The present algorithm (called BELIEF) implements Feature Weighting (FW) on Spark for its application on Big Data problems. This repository contains an improved implementation of RELIEF-F algorithm [1], which has been extended with a cheap but effective feature redundancy elimination technique. BELIEF leverages distance computations computed in prior steps to estimate inter-feature redundancy relationships at virtually no cost. BELIEF is also highly scalable to different sample sizes, from hundreds of samples to thousands.
Spark package: https://spark-packages.org/package/sramirez/spark-RELIEFFC-fselection.
- Compliance with 2.2.0 Spark version, and ml API.
- Support for sparse data and high-dimensional datasets (millions of features).
- Include a new heuristic that removes redundant features from the final selection set.
- Scalable to large sample sets.
This software has been tested on several large-scale datasets, such as:
- Oversampled ECBDL14 dataset (64M instances, 631 features): a dataset selected for the GECCO-2014 in Vancouver, July 13th, 2014 competition, which comes from the Protein Structure Prediction field (http://cruncher.ncl.ac.uk/bdcomp/).
- kddb dataset (20M instances, nearly 30M of features): http://www.csie.ntu.edu.tw/~cjlin/libsvmtools/datasets/binary.html#kdd2010%20%28bridge%20to%20algebra%29.
import org.apache.spark.ml.feature._
val selector = new ReliefFRSelector()
.setNumTopFeatures(10)
.setEstimationRatio(0.1)
.setSeed(123456789L) // for sampling
.setNumNeighbors(5) // k-NN used in RELIEF
.setDiscreteData(true)
.setInputCol("features")// this must be a feature vector
.setLabelCol("labelCol")
.setOutputCol("selectedFeatures")
val result = selector.fit(df).transform(df)

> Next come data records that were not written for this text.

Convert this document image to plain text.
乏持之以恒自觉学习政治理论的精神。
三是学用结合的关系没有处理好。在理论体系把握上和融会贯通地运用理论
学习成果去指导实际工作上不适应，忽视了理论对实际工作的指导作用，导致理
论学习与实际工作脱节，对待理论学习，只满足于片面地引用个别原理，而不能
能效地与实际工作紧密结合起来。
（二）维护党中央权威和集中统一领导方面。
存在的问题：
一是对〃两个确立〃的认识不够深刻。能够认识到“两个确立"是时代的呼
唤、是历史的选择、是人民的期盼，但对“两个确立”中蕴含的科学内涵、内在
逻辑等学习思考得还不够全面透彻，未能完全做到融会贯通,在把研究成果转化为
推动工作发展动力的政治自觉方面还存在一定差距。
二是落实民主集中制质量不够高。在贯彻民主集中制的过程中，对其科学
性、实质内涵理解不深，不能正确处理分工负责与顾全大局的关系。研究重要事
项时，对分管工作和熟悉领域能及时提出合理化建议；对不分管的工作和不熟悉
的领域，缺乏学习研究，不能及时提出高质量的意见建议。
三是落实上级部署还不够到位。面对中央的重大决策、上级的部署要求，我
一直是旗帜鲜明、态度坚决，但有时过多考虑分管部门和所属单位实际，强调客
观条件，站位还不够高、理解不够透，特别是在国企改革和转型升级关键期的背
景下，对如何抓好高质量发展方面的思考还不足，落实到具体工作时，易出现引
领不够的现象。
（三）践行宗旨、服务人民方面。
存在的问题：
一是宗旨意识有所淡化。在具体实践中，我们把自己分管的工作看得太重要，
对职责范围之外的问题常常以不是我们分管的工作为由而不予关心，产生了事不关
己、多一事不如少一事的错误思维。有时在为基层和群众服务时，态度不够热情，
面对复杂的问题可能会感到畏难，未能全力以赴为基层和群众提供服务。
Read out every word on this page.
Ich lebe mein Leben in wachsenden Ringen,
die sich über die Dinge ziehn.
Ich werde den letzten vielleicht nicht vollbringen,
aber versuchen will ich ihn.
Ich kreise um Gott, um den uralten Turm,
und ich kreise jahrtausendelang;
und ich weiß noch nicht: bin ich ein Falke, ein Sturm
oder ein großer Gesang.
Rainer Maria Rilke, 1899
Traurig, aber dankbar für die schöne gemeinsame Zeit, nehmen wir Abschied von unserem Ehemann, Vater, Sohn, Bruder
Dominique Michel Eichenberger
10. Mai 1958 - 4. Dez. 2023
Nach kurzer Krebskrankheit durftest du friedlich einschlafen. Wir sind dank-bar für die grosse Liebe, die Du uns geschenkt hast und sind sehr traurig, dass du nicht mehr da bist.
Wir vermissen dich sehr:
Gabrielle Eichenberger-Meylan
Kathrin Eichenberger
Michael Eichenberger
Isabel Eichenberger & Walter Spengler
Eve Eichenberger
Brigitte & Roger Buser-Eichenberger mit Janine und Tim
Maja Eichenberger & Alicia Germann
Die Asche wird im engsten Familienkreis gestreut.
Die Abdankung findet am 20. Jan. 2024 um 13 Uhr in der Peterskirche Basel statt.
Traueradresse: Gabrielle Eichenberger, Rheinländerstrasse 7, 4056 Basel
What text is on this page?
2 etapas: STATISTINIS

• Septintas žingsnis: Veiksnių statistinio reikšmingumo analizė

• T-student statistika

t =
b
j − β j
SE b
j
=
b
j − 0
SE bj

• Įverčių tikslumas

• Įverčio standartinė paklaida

RELIEF computations are required to be normalized to improve comparisons among feature ranks and nearest neighbor searches. Additionally, continuous data should have 0 mean, and 1 standard deviation for a better performing in REDUNDANCY estimations. We recommend to rely on MLLIB standard scaler to homogeneize data:
https://spark.apache.org/docs/latest/ml-features.html#standardscaler
Likewise, one-hot encoder is recommended for nominal features (unordered discrete data)
- Sergio Ramírez-Gallego ([email protected]) (main contributor and maintainer).
[1] I. Kononenko, E. Simec, M. Robnik-Sikonja, Overcoming the myopia of inductive learning algorithms with RELIEFF, Applied Intelligence 7 (1) (1997) 39–55.